City officials have said that motorbike taxis clutter sidewalks and cause accidents with their rash driving.

Thailand’s road death rate is the highest in the world apart from war-ravaged Libya, according to a 2015 World Health Organization report.

Meanwhile, Indonesia’s Supreme Court earlier this year lifted a ban on motorcycles on Jakarta’s main thoroughfares, following a petition by a motorcycle taxi driver who argued that it was discriminatory.

Hanoi has vowed to ban all motorcycles by 2030 to unclog its streets and reduce emissions.

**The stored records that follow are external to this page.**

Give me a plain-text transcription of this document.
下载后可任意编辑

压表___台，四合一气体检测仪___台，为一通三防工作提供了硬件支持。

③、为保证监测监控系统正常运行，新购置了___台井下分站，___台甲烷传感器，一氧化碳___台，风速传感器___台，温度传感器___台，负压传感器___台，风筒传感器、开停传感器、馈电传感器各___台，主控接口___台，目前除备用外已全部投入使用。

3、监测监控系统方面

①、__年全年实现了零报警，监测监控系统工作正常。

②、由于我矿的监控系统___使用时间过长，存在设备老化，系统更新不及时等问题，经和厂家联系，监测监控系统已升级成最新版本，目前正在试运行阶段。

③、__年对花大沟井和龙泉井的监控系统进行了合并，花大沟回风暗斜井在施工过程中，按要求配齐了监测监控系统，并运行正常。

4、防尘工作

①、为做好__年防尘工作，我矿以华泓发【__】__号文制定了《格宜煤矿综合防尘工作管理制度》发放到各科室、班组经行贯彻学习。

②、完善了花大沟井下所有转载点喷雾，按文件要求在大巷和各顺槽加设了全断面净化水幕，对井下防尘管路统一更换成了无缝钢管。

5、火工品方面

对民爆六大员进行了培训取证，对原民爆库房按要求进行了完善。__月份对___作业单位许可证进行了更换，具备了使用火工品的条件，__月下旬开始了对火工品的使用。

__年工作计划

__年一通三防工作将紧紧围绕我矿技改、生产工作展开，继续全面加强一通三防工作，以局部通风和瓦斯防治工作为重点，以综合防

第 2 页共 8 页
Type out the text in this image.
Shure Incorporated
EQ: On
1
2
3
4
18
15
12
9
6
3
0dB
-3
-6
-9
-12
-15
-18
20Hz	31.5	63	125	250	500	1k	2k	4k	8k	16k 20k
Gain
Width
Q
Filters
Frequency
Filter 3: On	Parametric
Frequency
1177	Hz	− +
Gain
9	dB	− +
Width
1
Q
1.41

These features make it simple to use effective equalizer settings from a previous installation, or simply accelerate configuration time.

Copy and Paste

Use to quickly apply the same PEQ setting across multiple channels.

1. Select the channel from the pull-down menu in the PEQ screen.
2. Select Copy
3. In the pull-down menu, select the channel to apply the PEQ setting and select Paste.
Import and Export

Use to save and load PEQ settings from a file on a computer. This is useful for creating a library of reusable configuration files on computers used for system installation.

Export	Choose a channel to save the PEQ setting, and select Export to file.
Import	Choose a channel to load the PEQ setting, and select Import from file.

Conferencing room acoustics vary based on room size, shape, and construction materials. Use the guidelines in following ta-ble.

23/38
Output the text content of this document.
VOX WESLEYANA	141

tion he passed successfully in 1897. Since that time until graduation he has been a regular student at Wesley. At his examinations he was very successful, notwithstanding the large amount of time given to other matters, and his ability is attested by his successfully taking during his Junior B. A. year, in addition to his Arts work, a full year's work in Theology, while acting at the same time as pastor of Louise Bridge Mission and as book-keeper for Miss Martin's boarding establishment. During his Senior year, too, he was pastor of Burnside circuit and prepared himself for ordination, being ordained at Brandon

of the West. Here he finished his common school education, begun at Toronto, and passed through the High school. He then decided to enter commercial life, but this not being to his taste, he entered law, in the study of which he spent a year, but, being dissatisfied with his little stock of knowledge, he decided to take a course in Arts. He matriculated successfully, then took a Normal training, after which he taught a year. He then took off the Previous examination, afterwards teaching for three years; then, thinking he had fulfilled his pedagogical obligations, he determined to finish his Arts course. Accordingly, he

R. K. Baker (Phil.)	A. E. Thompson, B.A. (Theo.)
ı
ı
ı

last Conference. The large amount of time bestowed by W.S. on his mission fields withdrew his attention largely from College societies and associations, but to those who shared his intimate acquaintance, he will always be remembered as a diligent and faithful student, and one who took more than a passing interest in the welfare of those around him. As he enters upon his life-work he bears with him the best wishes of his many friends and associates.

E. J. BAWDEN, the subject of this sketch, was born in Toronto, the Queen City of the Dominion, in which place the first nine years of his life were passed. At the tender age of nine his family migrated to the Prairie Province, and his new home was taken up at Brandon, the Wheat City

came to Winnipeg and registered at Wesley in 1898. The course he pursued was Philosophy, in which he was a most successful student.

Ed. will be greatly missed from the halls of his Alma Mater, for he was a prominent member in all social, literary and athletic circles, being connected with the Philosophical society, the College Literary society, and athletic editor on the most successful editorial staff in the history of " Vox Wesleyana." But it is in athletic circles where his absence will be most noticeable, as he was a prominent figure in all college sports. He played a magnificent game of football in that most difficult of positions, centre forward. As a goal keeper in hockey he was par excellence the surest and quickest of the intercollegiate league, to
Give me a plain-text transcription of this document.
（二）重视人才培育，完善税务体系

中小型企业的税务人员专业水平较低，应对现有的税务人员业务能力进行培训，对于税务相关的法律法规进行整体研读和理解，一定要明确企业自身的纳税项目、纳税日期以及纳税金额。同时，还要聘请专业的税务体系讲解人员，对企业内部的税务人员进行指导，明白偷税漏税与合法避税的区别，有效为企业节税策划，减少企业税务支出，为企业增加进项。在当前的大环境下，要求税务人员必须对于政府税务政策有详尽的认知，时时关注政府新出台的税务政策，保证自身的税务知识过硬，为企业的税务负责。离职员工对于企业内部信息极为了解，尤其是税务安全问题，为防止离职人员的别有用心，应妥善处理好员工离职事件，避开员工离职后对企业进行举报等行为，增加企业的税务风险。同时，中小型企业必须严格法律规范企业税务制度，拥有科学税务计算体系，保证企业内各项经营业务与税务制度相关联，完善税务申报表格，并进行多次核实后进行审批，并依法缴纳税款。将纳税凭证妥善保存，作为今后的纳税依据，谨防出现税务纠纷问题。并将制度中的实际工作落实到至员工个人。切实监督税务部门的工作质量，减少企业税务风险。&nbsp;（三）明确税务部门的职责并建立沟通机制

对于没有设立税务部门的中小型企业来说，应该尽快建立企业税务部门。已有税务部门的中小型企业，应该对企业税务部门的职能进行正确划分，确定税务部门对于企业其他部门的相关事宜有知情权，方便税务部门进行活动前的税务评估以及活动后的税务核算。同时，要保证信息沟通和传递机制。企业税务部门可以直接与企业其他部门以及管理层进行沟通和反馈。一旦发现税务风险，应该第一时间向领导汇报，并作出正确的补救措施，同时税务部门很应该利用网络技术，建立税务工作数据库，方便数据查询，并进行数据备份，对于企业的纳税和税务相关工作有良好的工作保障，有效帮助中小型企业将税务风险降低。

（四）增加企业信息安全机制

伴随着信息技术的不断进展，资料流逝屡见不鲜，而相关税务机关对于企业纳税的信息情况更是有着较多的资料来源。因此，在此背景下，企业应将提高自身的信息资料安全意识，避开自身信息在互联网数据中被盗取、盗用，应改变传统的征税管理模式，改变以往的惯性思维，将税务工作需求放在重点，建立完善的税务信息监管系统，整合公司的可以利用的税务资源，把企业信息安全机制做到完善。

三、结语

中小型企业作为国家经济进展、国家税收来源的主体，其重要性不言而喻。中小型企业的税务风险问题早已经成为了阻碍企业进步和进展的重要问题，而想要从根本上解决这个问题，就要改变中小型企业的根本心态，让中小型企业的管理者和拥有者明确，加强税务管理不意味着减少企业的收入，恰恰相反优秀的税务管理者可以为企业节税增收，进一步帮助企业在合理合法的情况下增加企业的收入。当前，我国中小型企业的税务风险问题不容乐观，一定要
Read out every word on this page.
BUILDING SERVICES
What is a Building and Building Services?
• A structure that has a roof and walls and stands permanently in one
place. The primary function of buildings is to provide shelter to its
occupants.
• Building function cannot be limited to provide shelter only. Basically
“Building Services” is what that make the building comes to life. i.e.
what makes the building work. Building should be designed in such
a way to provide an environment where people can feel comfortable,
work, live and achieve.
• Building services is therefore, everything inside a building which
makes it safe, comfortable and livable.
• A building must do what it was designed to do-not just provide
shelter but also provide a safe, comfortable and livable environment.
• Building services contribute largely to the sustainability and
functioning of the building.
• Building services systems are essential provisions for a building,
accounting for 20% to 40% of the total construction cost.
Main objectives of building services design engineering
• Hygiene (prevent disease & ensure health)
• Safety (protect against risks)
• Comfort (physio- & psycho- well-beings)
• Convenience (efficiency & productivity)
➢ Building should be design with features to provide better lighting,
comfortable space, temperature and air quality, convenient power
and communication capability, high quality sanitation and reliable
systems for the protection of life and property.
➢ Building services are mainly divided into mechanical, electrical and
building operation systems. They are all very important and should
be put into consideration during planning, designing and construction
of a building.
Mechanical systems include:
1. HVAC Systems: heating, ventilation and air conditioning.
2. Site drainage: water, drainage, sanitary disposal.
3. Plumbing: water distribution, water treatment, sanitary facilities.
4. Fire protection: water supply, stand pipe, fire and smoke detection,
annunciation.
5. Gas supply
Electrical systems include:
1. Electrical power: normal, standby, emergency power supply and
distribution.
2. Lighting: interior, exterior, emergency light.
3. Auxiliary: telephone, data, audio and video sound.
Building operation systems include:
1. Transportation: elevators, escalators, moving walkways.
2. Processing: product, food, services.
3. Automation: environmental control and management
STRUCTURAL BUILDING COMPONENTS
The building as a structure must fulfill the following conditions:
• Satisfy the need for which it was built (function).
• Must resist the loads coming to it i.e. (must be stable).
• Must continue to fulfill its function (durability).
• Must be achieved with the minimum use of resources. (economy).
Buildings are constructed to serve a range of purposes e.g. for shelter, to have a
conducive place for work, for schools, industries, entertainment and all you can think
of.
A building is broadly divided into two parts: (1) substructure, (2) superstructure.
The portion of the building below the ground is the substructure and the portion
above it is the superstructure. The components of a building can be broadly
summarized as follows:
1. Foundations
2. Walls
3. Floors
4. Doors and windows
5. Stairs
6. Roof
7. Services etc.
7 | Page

These moves are misguided when public transport systems in the region are still inadequate, said Rene Santiago, at the Transportation Science Society of the Philippines.

“Instead of posing hurdles, governments should work with operators and help them become more efficient to solve urban transit problems,” he told the Thomson Reuters Foundation.

In Manila, priority lanes for jeepneys, passenger shelters and digital booking systems similar to ride-hailing apps can help relieve congestion while also serving drivers and commuters, he said.

“They are seen as a traffic hazard, but really, we must acknowledge they play a very vital role in urban transit.”